New playground for students at RIDBC

21/02/13
Daniel, Johannes and Austin with RIDBC Chief Executive, Chris Rehn, shooting the first hoops on their new basketball court

Parents, students and teachers from the Royal Institute for Deaf and Blind Children’s (RIDBC) Garfield Barwick School have gathered to officially open the school’s new basketball court, Monday 11 February.

The project first got underway in 2011 when four GBS students put together a convincing case for a new playground, presenting their argument to RIDBC Chief Executive, Chris Rehn.

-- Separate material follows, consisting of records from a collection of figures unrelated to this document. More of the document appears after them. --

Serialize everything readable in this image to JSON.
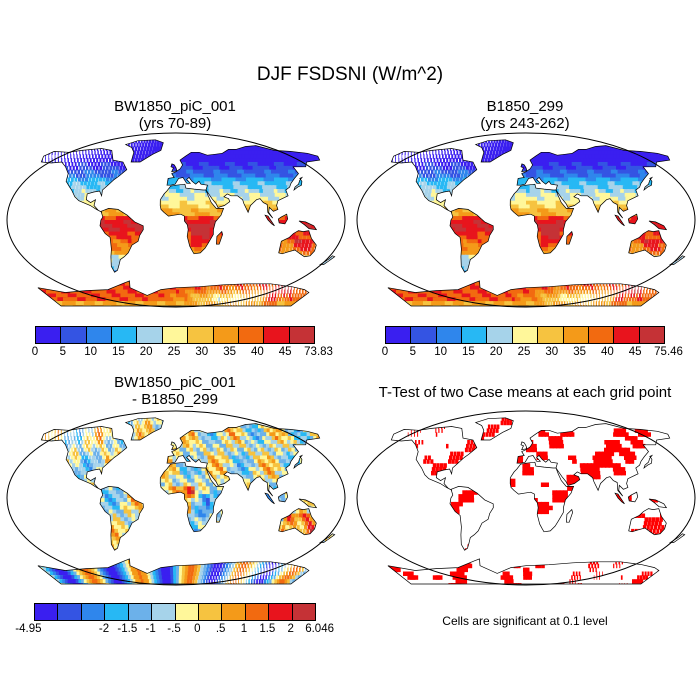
{
  "title": "DJF FSDSNI (W/m^2)",
  "panels": {
    "case1": {
      "line1": "BW1850_piC_001",
      "line2": "(yrs 70-89)"
    },
    "case2": {
      "line1": "B1850_299",
      "line2": "(yrs 243-262)"
    },
    "diff": {
      "line1": "BW1850_piC_001",
      "line2": "- B1850_299"
    },
    "ttest": {
      "line1": "T-Test of two Case means at each grid point"
    }
  },
  "colorbars": {
    "case1": {
      "colors": [
        "#3a1ff0",
        "#3454e3",
        "#2f86ec",
        "#27b8f4",
        "#a6d3ea",
        "#fff79a",
        "#f6c340",
        "#f49a19",
        "#f26a10",
        "#e8141d",
        "#c53236"
      ],
      "labels": [
        "0",
        "5",
        "10",
        "15",
        "20",
        "25",
        "30",
        "35",
        "40",
        "45",
        "73.83"
      ]
    },
    "case2": {
      "colors": [
        "#3a1ff0",
        "#3454e3",
        "#2f86ec",
        "#27b8f4",
        "#a6d3ea",
        "#fff79a",
        "#f6c340",
        "#f49a19",
        "#f26a10",
        "#e8141d",
        "#c53236"
      ],
      "labels": [
        "0",
        "5",
        "10",
        "15",
        "20",
        "25",
        "30",
        "35",
        "40",
        "45",
        "75.46"
      ]
    },
    "diff": {
      "colors": [
        "#3a1ff0",
        "#3454e3",
        "#2f86ec",
        "#27b8f4",
        "#6cb1ea",
        "#a6d3ea",
        "#fff79a",
        "#f6c340",
        "#f49a19",
        "#f26a10",
        "#e8141d",
        "#c53236"
      ],
      "labels": [
        "-4.95",
        "-2",
        "-1.5",
        "-1",
        "-.5",
        "0",
        ".5",
        "1",
        "1.5",
        "2",
        "6.046"
      ]
    }
  },
  "significance_note": "Cells are significant at 0.1 level",
  "colors": {
    "significant": "#ff0000",
    "land_outline": "#000000",
    "ocean": "#ffffff"
  }
}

“They were very persuasive,” said RIDBC Garfield Barwick School Principal, Sandi Ambler. “Daniel, Mika, Johannes and Austin had great foresight on this issue and put up a compelling argument. They have continued to advocate for this project for the last two years and should be commended for their dedication and energy.“We’re also very grateful for the support we received from the government, as well as the local business community, for this amazing new court. All our students can now look forward to a safer, happier experience in the playground.”

The basketball court was made possible with support from a Federal Government grant. The project was also supported by the local business community. $20,000 was raised at the WRI Insurance Brokers Pro-Am event in December 2012 with the backing of corporate sponsors and golfers and the support Ryde-Parramatta Golf Club.

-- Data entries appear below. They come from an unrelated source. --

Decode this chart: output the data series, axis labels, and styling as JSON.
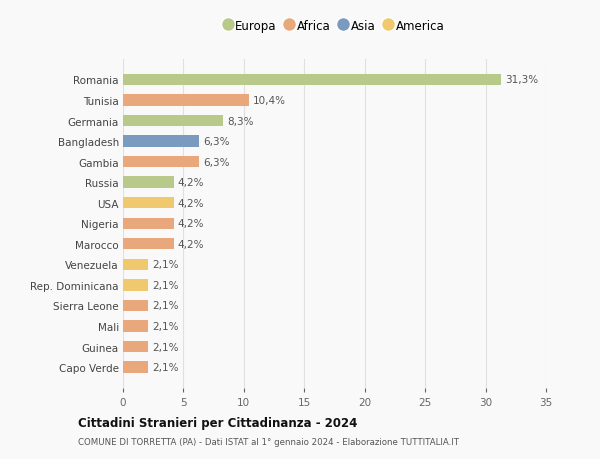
{
  "categories": [
    "Capo Verde",
    "Guinea",
    "Mali",
    "Sierra Leone",
    "Rep. Dominicana",
    "Venezuela",
    "Marocco",
    "Nigeria",
    "USA",
    "Russia",
    "Gambia",
    "Bangladesh",
    "Germania",
    "Tunisia",
    "Romania"
  ],
  "values": [
    2.1,
    2.1,
    2.1,
    2.1,
    2.1,
    2.1,
    4.2,
    4.2,
    4.2,
    4.2,
    6.3,
    6.3,
    8.3,
    10.4,
    31.3
  ],
  "labels": [
    "2,1%",
    "2,1%",
    "2,1%",
    "2,1%",
    "2,1%",
    "2,1%",
    "4,2%",
    "4,2%",
    "4,2%",
    "4,2%",
    "6,3%",
    "6,3%",
    "8,3%",
    "10,4%",
    "31,3%"
  ],
  "colors": [
    "#e8a87c",
    "#e8a87c",
    "#e8a87c",
    "#e8a87c",
    "#f0c96e",
    "#f0c96e",
    "#e8a87c",
    "#e8a87c",
    "#f0c96e",
    "#b8c98a",
    "#e8a87c",
    "#7a9abf",
    "#b8c98a",
    "#e8a87c",
    "#b8c98a"
  ],
  "legend_labels": [
    "Europa",
    "Africa",
    "Asia",
    "America"
  ],
  "legend_colors": [
    "#b8c98a",
    "#e8a87c",
    "#7a9abf",
    "#f0c96e"
  ],
  "title": "Cittadini Stranieri per Cittadinanza - 2024",
  "subtitle": "COMUNE DI TORRETTA (PA) - Dati ISTAT al 1° gennaio 2024 - Elaborazione TUTTITALIA.IT",
  "xlim": [
    0,
    35
  ],
  "xticks": [
    0,
    5,
    10,
    15,
    20,
    25,
    30,
    35
  ],
  "background_color": "#f9f9f9",
  "grid_color": "#e0e0e0",
  "bar_height": 0.55
}
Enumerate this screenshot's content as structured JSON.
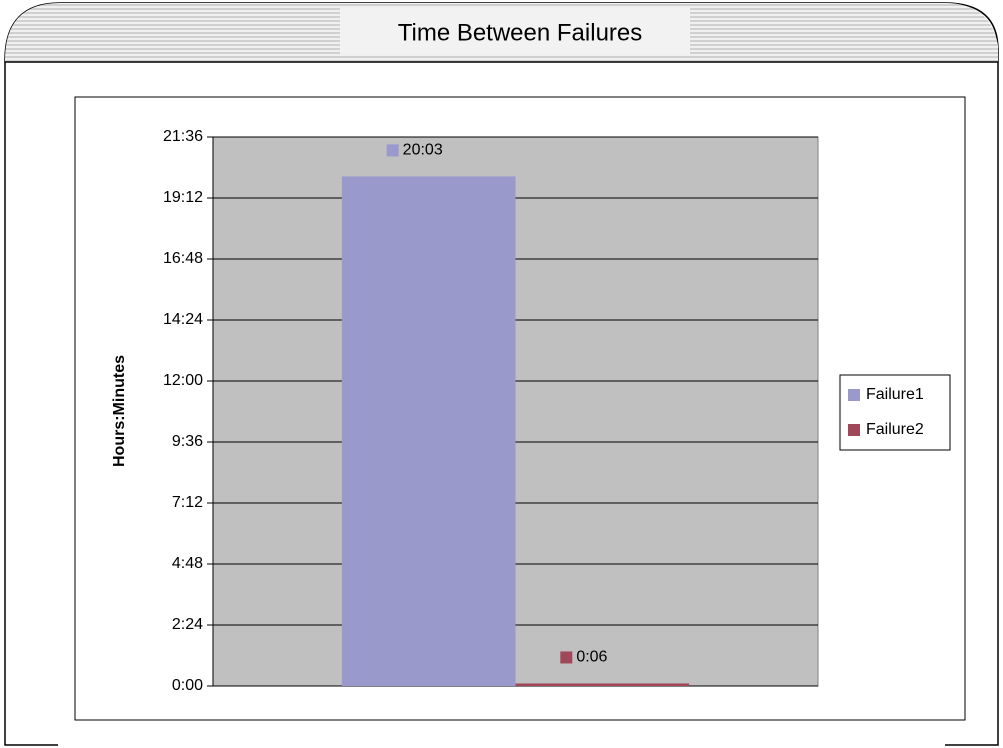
{
  "chart_data": {
    "type": "bar",
    "title": "Time Between Failures",
    "y_label": "Hours:Minutes",
    "categories": [
      null
    ],
    "series": [
      {
        "name": "Failure1",
        "color": "#9999cc",
        "values": [
          1203
        ],
        "value_labels": [
          "20:03"
        ]
      },
      {
        "name": "Failure2",
        "color": "#a0485a",
        "values": [
          6
        ],
        "value_labels": [
          "0:06"
        ]
      }
    ],
    "ylim": [
      0,
      1296
    ],
    "yticks": [
      {
        "value": 0,
        "label": "0:00"
      },
      {
        "value": 144,
        "label": "2:24"
      },
      {
        "value": 288,
        "label": "4:48"
      },
      {
        "value": 432,
        "label": "7:12"
      },
      {
        "value": 576,
        "label": "9:36"
      },
      {
        "value": 720,
        "label": "12:00"
      },
      {
        "value": 864,
        "label": "14:24"
      },
      {
        "value": 1008,
        "label": "16:48"
      },
      {
        "value": 1152,
        "label": "19:12"
      },
      {
        "value": 1296,
        "label": "21:36"
      }
    ],
    "grid": true,
    "legend": "right"
  }
}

“WRI Insurance Brokers is delighted that the funds raised at our Pro Am Golf day at Ryde-Parramatta Golf Club have assisted in the upgrade of the playground at RIDBC Garfield Barwick School. We hope the new basketball court will give many happy memories to the students at the school - knowing how excited they are to use the court had certainly made all our efforts worthwhile,” said WRI Insurance Brokers Managing Director, Robert Moir.

RIDBC Garfield Barwick School caters for students from Kindergarten to Year 6 who have hearing loss, and who are learning to listen and speak with the assistance of hearing aids or cochlear implants. The school aims to gradually transition students into a mainstream environment by Year Six.

RIDBC assists over 3000 children with significant hearing or vision loss, and their families, across Australia.